Environment North Carolina was very connected to why I pursued an MPA. It is an advocacy organization working on environmental justice in North Carolina, where there is a lot of pertinent activity — offshore drilling, pollution, etc. One day we would be working on solar energy and the next we would be working against coal ash. Obviously coal ash pollution is bad, obviously sustainable solar energy is good - so the values were all there. But what I learned is that in an advocacy organization, you are taking the fact that solar energy is good and running with it, and going hard, and putting pressure on decision makers, which is super important. But there was never an interrogation of how to, for example, best and most economically promote solar power.
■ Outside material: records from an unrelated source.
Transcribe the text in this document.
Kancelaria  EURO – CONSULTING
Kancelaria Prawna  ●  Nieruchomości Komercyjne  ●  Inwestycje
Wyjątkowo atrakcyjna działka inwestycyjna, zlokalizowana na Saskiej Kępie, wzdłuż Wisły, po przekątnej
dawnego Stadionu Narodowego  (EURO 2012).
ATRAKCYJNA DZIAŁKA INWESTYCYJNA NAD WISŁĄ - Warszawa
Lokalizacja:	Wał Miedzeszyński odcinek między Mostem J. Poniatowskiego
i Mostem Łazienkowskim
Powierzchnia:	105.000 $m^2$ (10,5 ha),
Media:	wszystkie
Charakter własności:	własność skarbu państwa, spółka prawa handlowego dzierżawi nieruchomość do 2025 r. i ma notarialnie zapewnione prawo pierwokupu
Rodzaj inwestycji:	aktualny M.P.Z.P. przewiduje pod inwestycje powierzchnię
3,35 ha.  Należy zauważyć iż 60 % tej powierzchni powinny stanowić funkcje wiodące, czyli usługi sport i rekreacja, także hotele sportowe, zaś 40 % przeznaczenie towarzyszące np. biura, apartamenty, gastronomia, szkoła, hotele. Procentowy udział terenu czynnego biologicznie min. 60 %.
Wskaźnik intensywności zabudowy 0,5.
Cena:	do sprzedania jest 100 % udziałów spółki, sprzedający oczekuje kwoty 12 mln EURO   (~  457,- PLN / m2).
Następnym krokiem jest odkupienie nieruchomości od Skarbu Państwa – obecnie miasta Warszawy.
Working there made me realize that I want to work on the more data-driven analytical sides of Policy. This is why I pursued the MPA program, because I thought it would help me build skills to be a productive policy analyst.
What do you hope to do with a masters in public affairs?
In undergrad [at Brown], I never really had a lot of time to hone in my focus. I came in here and I thought I was going to do Computer Science and I didn’t decide on Public Policy until the last minute. I am now more interested in the poverty cycles, and policies that deal with different aspects of this cycle—mainly income mobility, the skills gap, and prison recidivism—and the MPA will equip me with the analytical and cognitive tools to get there, which I didn't have time to develop while in undergrad. I would love to be a director of a policy think-tank, because the field necessitates a lot of thinking and analyzing, which is very me.